An estimated 24 million Americans watch nightly news, making it an “influential information source,” the authors note.

And although nearly half of pregnancies in the United States each year are unplanned, news segments did not emphasize highly effective contraception like IUDs, the researchers found. Instead, emergency contraception, commonly known as the morning-after pill, warranted the most coverage, at 18 percent, followed by the daily oral contraceptive pill, at 16 percent.

The researchers’ analysis of 116 nightly news segments coincided with the rollout of the Affordable Care Act by President Obama and continued through the June 2014 U.S. Supreme Court decision in Burwell v. Hobby Lobby, which carved out the right for private corporations to deny birth control coverage to employees on religious grounds.

“We found that when the network television media covers contraception,” the authors observed, “they do so within a largely political frame and emphasize the controversial aspects of contraception, while paying less attention to health aspects and content experts.”

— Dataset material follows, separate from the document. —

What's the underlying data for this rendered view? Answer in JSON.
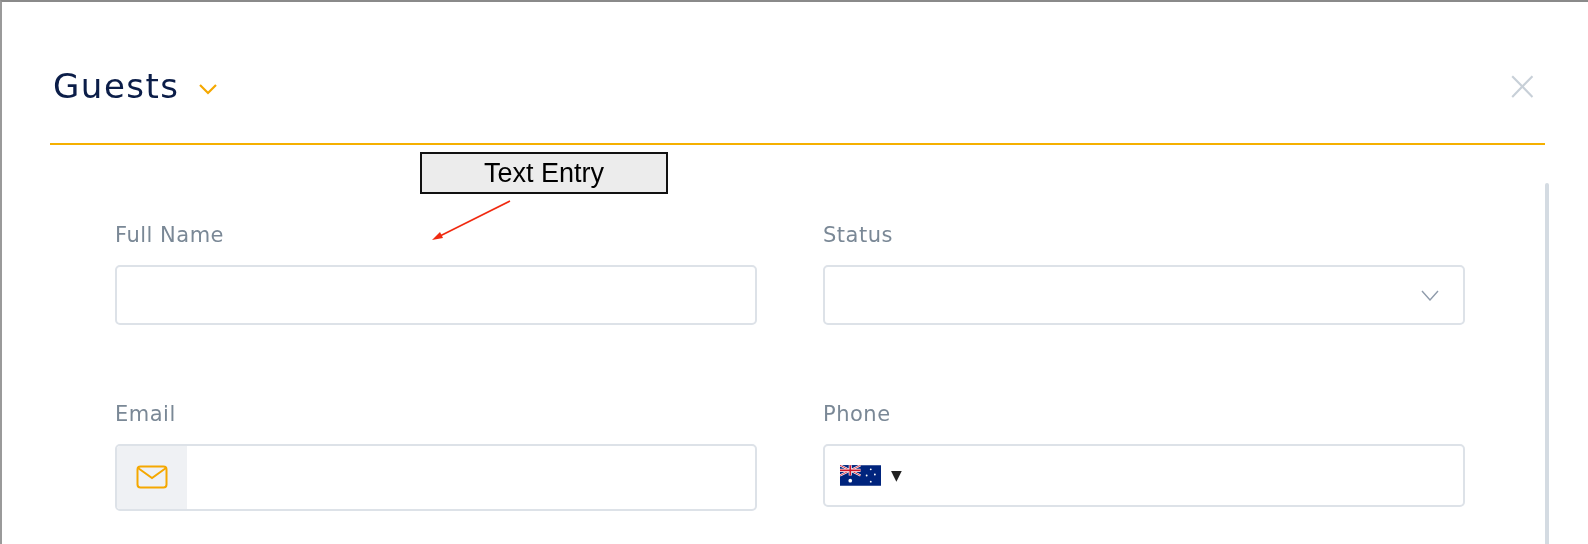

The paper was authored by five researchers from the University of Michigan, Ann Arbor; the Veterans Affairs Center for Clinical Management and Research in Michigan; and the Pennsylvania Department of Health.

The study builds on earlier work exposing media bias and gender disparities in reproductive health coverage.

In June, an analysis of prime-time news programs on cable networks CNN, Fox News, and MSNBC by media watchdog group Media Matters for America found that 40 percent of guests on all three networks made anti-choice statements or identified as anti-choice, compared with 17 percent of guests who made pro-choice statements or identified as reproductive rights advocates. On Fox, guests made a total of 705 inaccurate statements about abortion care over a 14-month period.

The nightly news study follows a report earlier this year on gender disparities by the Women’s Media Center, a nonprofit advocacy group, indicating that male journalists dominate reproductive health coverage, with bylines on 67 percent of all presidential election stories related to abortion and contraception. Female journalists, in comparison, wrote 37 percent of articles about reproductive issues.